Il est vraisemblable que la pêche, le gué, le microclimat et plus tard la batellerie et la situation géographique exceptionnelle que constitue la terrasse sur laquelle est posé le village et qui le protège des crues de la Moselle contribuèrent au développement de Rettel.

En celtique gué se traduit par °rito. La tentation est grande d’attribuer au nom de Rettel cette justification étymologique. Mais bien des questions se posent encore quant aux diverses appellations de ses lieux dits sur l’ensemble de son ban.

Les terrasses ou les escarpements surplombent bien souvent des courbes et permettaient l’installation d’un groupement d’habitation à l’abri de crues et c’est donc le cas de Rettel. Plus tard le bac devint source de revenu d’une communauté de vie religieuse, sous le contrôle des moines charteux.

On ne sait à quand remonte précisément l’existence de ce bac. Il est situé sur l’axe Lemestroff-Gandren et son utilisation fut l’objet d’une perception d’un droit par les bénédictins et leurs successeurs chartreux installés à Rettel. Ce droit fut confirmé à plusieurs reprises depuis 1433 par le Duc René de Lorraine et pour lequel il fallut souvent le défendre en justice. (Charles Hoffmann-das Kloster von Rettel)

Le gué a été détruit lors la canalisation moderne de la Moselle dans les années 60 bien qu’il ne fût hors service. Le service du bac qui le remplaçait quant à lui fut arrêté à la fin de la guerre 1939-1945, dégradé. Il resta de nombreuses années immobilisé sur la rive droite de la Moselle, sur le lieu même de l’embarquement. L’énorme caisse de résonance de sa carcasse amplifiait les pas des enfants qui y montaient pour jouer et cela pouvait s’entendre dans tout le bas-village. Du temps de ce bac, le passeur se tenait toujours sur la rive droite de la Moselle. Les voyageurs sonnaient la cloche installée sur la rive gauche pour l’avertir de leur projet de traversée.

De nos jours on devine encore l’aire d’embarquement de ce bac. La maison réservée au passeur est tombée lentement en ruine.

Sur la parcelle « Bruderschaftsstück - Bréiderschafsstéck » (parcelle de la confrérie, certainement de l’ancienne confrérie des bateliers : d’Nicklossbréider) entre les lieux-dits « Gewänchen » (petite Gewan) et Ponterkaul (fosse du bac) de l’aire d’embarquement, se tenait une vieille maison pas très grande qui avait la particularité d’offrir une niche destinée à abriter la statue de Saint Nicolas. On dit en effet que les passants, bateliers et voyageurs y jetaient une petite offrande à travers la fente prévue à cet effet.

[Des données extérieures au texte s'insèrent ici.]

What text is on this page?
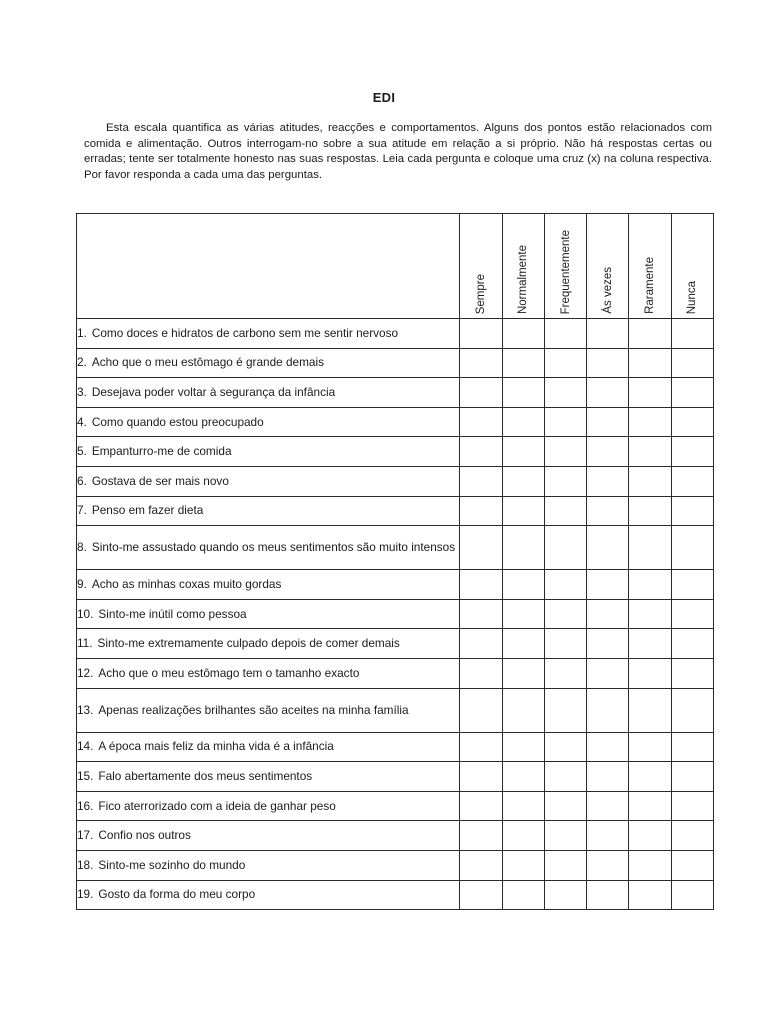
EDI

Esta escala quantifica as várias atitudes, reacções e comportamentos. Alguns dos pontos estão relacionados com comida e alimentação. Outros interrogam-no sobre a sua atitude em relação a si próprio. Não há respostas certas ou erradas; tente ser totalmente honesto nas suas respostas. Leia cada pergunta e coloque uma cruz (x) na coluna respectiva. Por favor responda a cada uma das perguntas.

	Sempre	Normalmente	Frequentemente	Às vezes	Raramente	Nunca

1. Como doces e hidratos de carbono sem me sentir nervoso						

2. Acho que o meu estômago é grande demais						

3. Desejava poder voltar à segurança da infância						

4. Como quando estou preocupado						

5. Empanturro-me de comida						

6. Gostava de ser mais novo						

7. Penso em fazer dieta						

8. Sinto-me assustado quando os meus sentimentos são muito intensos						

9. Acho as minhas coxas muito gordas						

10. Sinto-me inútil como pessoa						

11. Sinto-me extremamente culpado depois de comer demais						

12. Acho que o meu estômago tem o tamanho exacto						

13. Apenas realizações brilhantes são aceites na minha família						

14. A época mais feliz da minha vida é a infância						

15. Falo abertamente dos meus sentimentos						

16. Fico aterrorizado com a ideia de ganhar peso						

17. Confio nos outros						

18. Sinto-me sozinho do mundo						

19. Gosto da forma do meu corpo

Bien souvent ce fut également Saint Christophe qui fut le protecteur des inondations et des gués. Ces saints personnages de la Chrétienté ont souvent remplacé d’anciennes divinités païennes ou génies protecteurs de lieux de passage. Les fées dans la mythologie celtique donc gauloises, surveillaient carrefours et chemins dès la tombée de la nuit. Tout passage représente un danger tant pour le corps que pour l’âme.

Jusque dans les années 60 Saint Nicolas à Rettel était encore honorés de quelques offrandes quand les familles allaient se promener le dimanche sur la rive après avoir visité le cimetière. Puis les outrages dont il souffrit engagèrent la municipalité, en 1987, de le rapprocher du village.

La statuette du saint protecteur, en fait remplacée, et un bel abri tout neuf de pierres furent installées à l’entrée du village près du cimetière. Ainsi est née la rue Saint Nicolas, l’ancienne rue Principale. Celle-ci traversait le bourg du haut au bas village (vum Iewersdorf iwwer 't Niddersdorf). A tout Seigneur tout honneur!
  • Bite d'amarrage encore existante
  • 1967
  • Un bac sur la Moselle
  • Ce qu'il reste de la Miason du Bac
  • 1967-Niche de Saint Nicolas dans la maison du bac
Le photgraphie du bac téléchargé du journal Luxemburger Wort ne représente pas l'ancien bac de Rettel. Il s'agit également d'un bac sur la Moselle, certainement près de Rémich.